Hit Man (2023)

Glen Powell is effortlessly funny as the unassuming prof who reinvents himself

Still of Adria Arjona and Glen Powell in ‘Hit Man’ (2023)
Adria Arjona and Glen Powell in ‘Hit Man’ (2023)

Synopsis

Gary Johnson (Glen Powell) is a psychology prof at a New Orleans college, a nondescript guy living a nondescript life. He gives intriguing and challenging lectures, but he’s no Indiana Jones; there are no young ladies in the front row giving him The Look.

But Gary’s leading a secret life. He’s also an IT contractor for the New Orleans police department, content to be doing electronic surveillance inconspicuously in a van while an undercover cop pretending to be a hit man lures would-be clients into incriminating themselves. But then the thing happens. You know, the unexpected thing that has to happen to every nondescript guy in a comedy.
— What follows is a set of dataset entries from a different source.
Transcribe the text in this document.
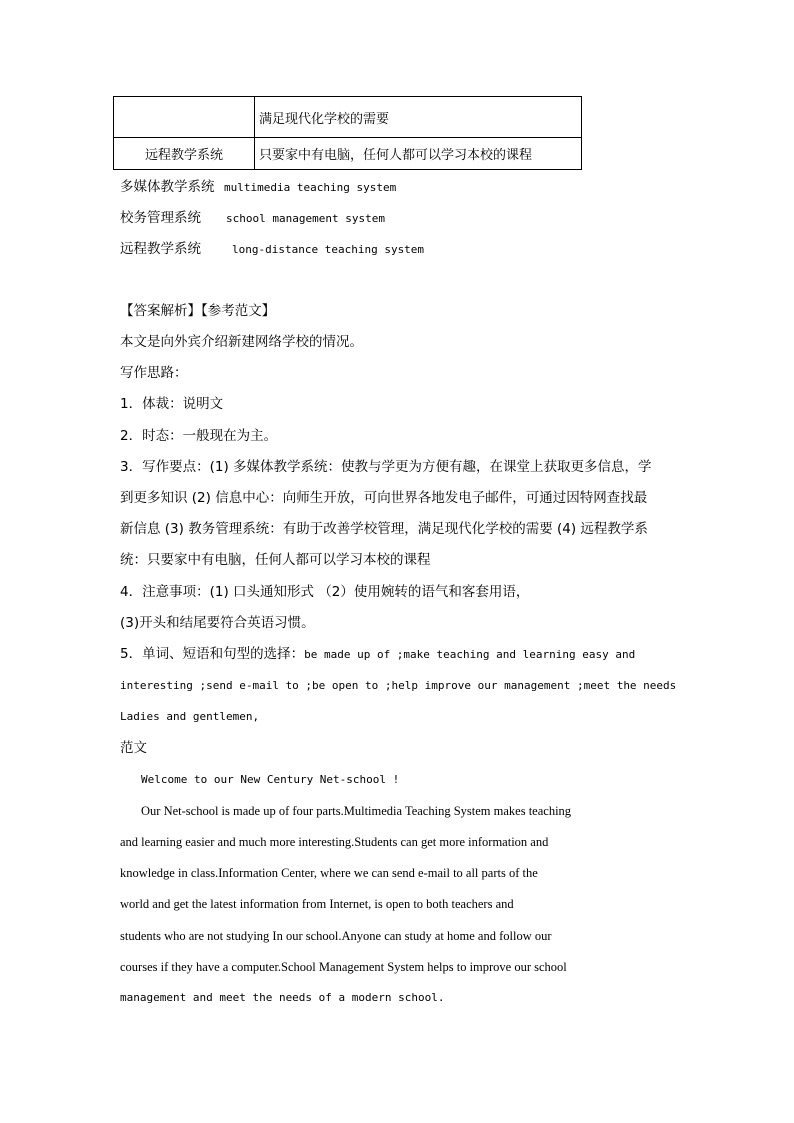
	满足现代化学校的需要
远程教学系统	只要家中有电脑，任何人都可以学习本校的课程
多媒体教学系统 multimedia teaching system
校务管理系统 school management system
远程教学系统	long-distance teaching system
【答案解析】【参考范文】
本文是向外宾介绍新建网络学校的情况。
写作思路：
1．体裁：说明文
2．时态：一般现在为主。
3．写作要点：(1) 多媒体教学系统：使教与学更为方便有趣，在课堂上获取更多信息，学
到更多知识 (2) 信息中心：向师生开放，可向世界各地发电子邮件，可通过因特网查找最
新信息 (3) 教务管理系统：有助于改善学校管理，满足现代化学校的需要 (4) 远程教学系
统：只要家中有电脑，任何人都可以学习本校的课程
4．注意事项：(1) 口头通知形式 （2）使用婉转的语气和客套用语，
(3)开头和结尾要符合英语习惯。
5．单词、短语和句型的选择：be made up of ;make teaching and learning easy and
interesting ;send e-mail to ;be open to ;help improve our management ;meet the needs
Ladies and gentlemen,
范文
Welcome to our New Century Net-school !
Our Net-school is made up of four parts.Multimedia Teaching System makes teaching
and learning easier and much more interesting.Students can get more information and
knowledge in class.Information Center, where we can send e-mail to all parts of the
world and get the latest information from Internet, is open to both teachers and
students who are not studying In our school.Anyone can study at home and follow our
courses if they have a computer.School Management System helps to improve our school
management and meet the needs of a modern school.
Unexpectedly, he’s drafted to fill in for undercover guy Jasper (Austin Amelio), who’s been suspended for bad behavior.

And guess what: turns out Gary’s got a knack for playacting as a hit man.

Gary, affecting various oddball personas, begins to rack up a track record of consistently fooling would-be clients into saying just the right incriminating thing. But then in his favorite persona, “Hit Man Ron,” he encounters Madison Masters (Adria Arjona) and, out of sympathy for her plight with an abusive husband, he lets her off the hook by talking her out of hiring him to off the guy.
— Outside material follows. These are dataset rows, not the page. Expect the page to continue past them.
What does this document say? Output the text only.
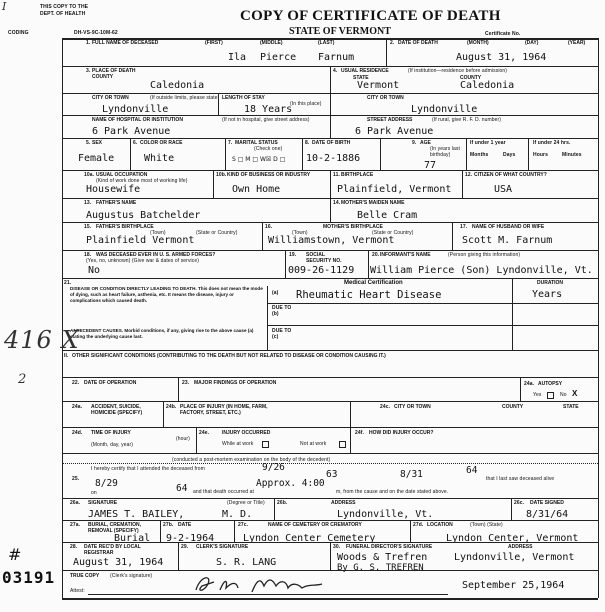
I	THIS COPY TO THE
DEPT. OF HEALTH
CODING	DH-VS-9C-10M-62
COPY OF CERTIFICATE OF DEATH
STATE OF VERMONT	Certificate No.
1. FULL NAME OF DECEASED	(FIRST)	(MIDDLE)	(LAST)	2. DATE OF DEATH	(MONTH)	(DAY)	(YEAR)
Ila Pierce Farnum	August 31, 1964
3. PLACE OF DEATH
COUNTY
Caledonia
4. USUAL RESIDENCE	(If institution—residence before admission)
STATE	COUNTY
Vermont	Caledonia
CITY OR TOWN	(If outside limits, please state) LENGTH OF STAY
(In this place)
Lyndonville	18 Years
CITY OR TOWN
Lyndonville
NAME OF HOSPITAL OR INSTITUTION	(If not in hospital, give street address)
6 Park Avenue
STREET ADDRESS	(If rural, give R. F. D. number)
6 Park Avenue
5. SEX
Female
6. COLOR OR RACE
White
7. MARITAL STATUS
(Check one)
S □ M □ W☒ D □
8. DATE OF BIRTH
10-2-1886
9. AGE
(In years last birthday)
77
If under 1 year
Months	Days
If under 24 hrs.
Hours	Minutes
10a. USUAL OCCUPATION
(Kind of work done most of working life)
Housewife
10b. KIND OF BUSINESS OR INDUSTRY
Own Home
11. BIRTHPLACE
Plainfield, Vermont
12. CITIZEN OF WHAT COUNTRY?
USA
13. FATHER'S NAME
Augustus Batchelder
14. MOTHER'S MAIDEN NAME
Belle Cram
15. FATHER'S BIRTHPLACE
(Town)	(State or Country)
Plainfield Vermont
16.	MOTHER'S BIRTHPLACE
(Town)	(State or Country)
Williamstown, Vermont
17. NAME OF HUSBAND OR WIFE
Scott M. Farnum
18. WAS DECEASED EVER IN U. S. ARMED FORCES?
(Yes, no, unknown) (Give war & dates of service)
No
19. SOCIAL SECURITY NO.
009-26-1129
20. INFORMANT'S NAME	(Person giving this information)
William Pierce (Son) Lyndonville, Vt.
21.
DISEASE OR CONDITION DIRECTLY LEADING TO DEATH. This does not mean the mode of dying, such as heart failure, asthenia, etc. It means the disease, injury or complications which caused death.
Medical Certification	DURATION
(a) Rheumatic Heart Disease	Years
DUE TO
(b)
ANTECEDENT CAUSES. Morbid conditions, if any, giving rise to the above cause (a) stating the underlying cause last.
DUE TO
(c)
II. OTHER SIGNIFICANT CONDITIONS (CONTRIBUTING TO THE DEATH BUT NOT RELATED TO DISEASE OR CONDITION CAUSING IT.)
22. DATE OF OPERATION	23. MAJOR FINDINGS OF OPERATION	24a. AUTOPSY
Yes	No X
24a. ACCIDENT, SUICIDE, HOMICIDE (SPECIFY)
24b. PLACE OF INJURY (IN HOME, FARM, FACTORY, STREET, ETC.)
24c. CITY OR TOWN	COUNTY	STATE
24d. TIME OF INJURY
(Month, day, year)
(hour)
24e.	INJURY OCCURRED
While at work	Not at work
24f. HOW DID INJURY OCCUR?
(conducted a post-mortem examination on the body of the decedent)
25.
I hereby certify that I attended the deceased from	9/26
63	8/31	64
that I last saw deceased alive
8/29
on	64 and that death occurred at
Approx. 4:00
m, from the cause and on the date stated above.
26a. SIGNATURE	(Degree or Title)
JAMES T. BAILEY,	M. D.
26b.	ADDRESS
Lyndonville, Vt.
26c. DATE SIGNED
8/31/64
27a. BURIAL, CREMATION, REMOVAL (SPECIFY)
Burial
27b. DATE
9-2-1964
27c.	NAME OF CEMETERY OR CREMATORY
Lyndon Center Cemetery
27d. LOCATION	(Town) (State)
Lyndon Center, Vermont
28. DATE REC'D BY LOCAL REGISTRAR
August 31, 1964
29. CLERK'S SIGNATURE
S. R. LANG
30. FUNERAL DIRECTOR'S SIGNATURE	ADDRESS
Woods & Trefren
By G. S. TREFREN
Lyndonville, Vermont
TRUE COPY (Clerk's signature)
Attest:	September 25,1964
416 X
2
#
03191
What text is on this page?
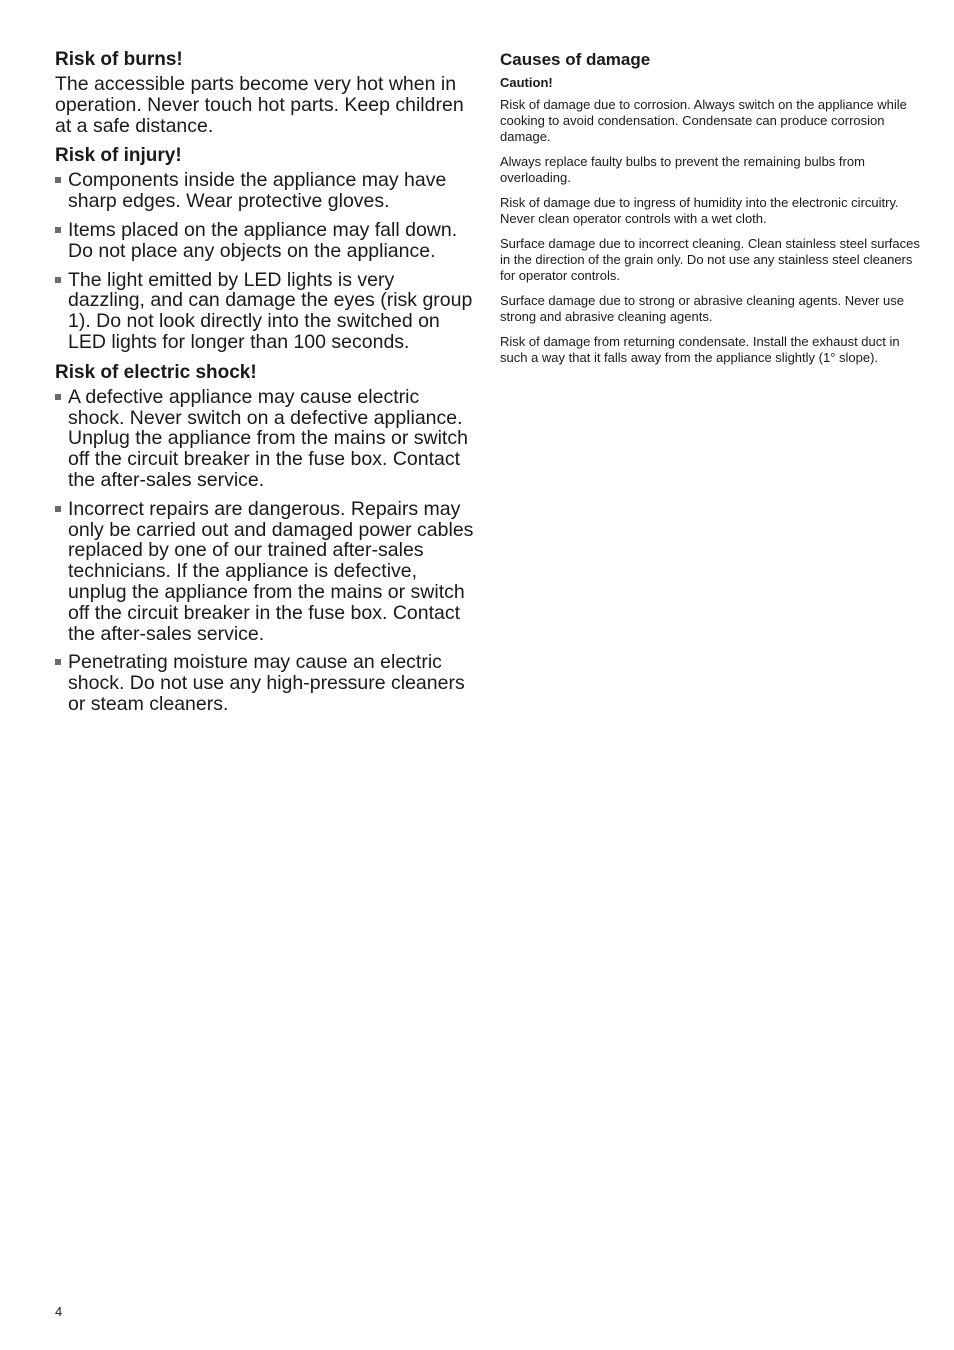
Risk of burns!

The accessible parts become very hot when in operation. Never touch hot parts. Keep children at a safe distance.

Risk of injury!
Components inside the appliance may have sharp edges. Wear protective gloves.
Items placed on the appliance may fall down. Do not place any objects on the appliance.
The light emitted by LED lights is very dazzling, and can damage the eyes (risk group 1). Do not look directly into the switched on LED lights for longer than 100 seconds.
Risk of electric shock!
A defective appliance may cause electric shock. Never switch on a defective appliance. Unplug the appliance from the mains or switch off the circuit breaker in the fuse box. Contact the after-sales service.
Incorrect repairs are dangerous. Repairs may only be carried out and damaged power cables replaced by one of our trained after-sales technicians. If the appliance is defective, unplug the appliance from the mains or switch off the circuit breaker in the fuse box. Contact the after-sales service.
Penetrating moisture may cause an electric shock. Do not use any high-pressure cleaners or steam cleaners.
Causes of damage
Caution!

Risk of damage due to corrosion. Always switch on the appliance while cooking to avoid condensation. Condensate can produce corrosion damage.

Always replace faulty bulbs to prevent the remaining bulbs from overloading.

Risk of damage due to ingress of humidity into the electronic circuitry. Never clean operator controls with a wet cloth.

Surface damage due to incorrect cleaning. Clean stainless steel surfaces in the direction of the grain only. Do not use any stainless steel cleaners for operator controls.

Surface damage due to strong or abrasive cleaning agents. Never use strong and abrasive cleaning agents.

Risk of damage from returning condensate. Install the exhaust duct in such a way that it falls away from the appliance slightly (1° slope).

4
Months later, Gary is hanging out as Hit Man Ron when who should happen by: Madison. And now things get interesting as Gary can’t help impersonating Ron in order to keep up what he knows is an inappropriate relationship with Madison.

And what starts as a quirky comedy leans a bit toward dark comedy: One lie leads to a complication that leads to another lie that leads to another complication as Gary/Ron engages in a game of cat and mouse with Jasper, who seems to know exactly what’s going on.

See It

Most lectures by nondescript college profs are boring and even nonsensical, serving only to underline the prof’s nondescriptness. So too most dialog. But pay attention. The lectures and a lot of the dialog (especially an early conversation between Gary and his ex-wife) are cleverly embedded with ruminations on morality, relationships, and the ability (or not) of humans to reinvent themselves.

Also worth paying attention to is Powell, who is thoroughly charming and downright easy to watch in each of his personas and, eventually, as the new person he becomes.

Will you approve of the ending? Well, watch a second time and pay even closer attention to those lectures.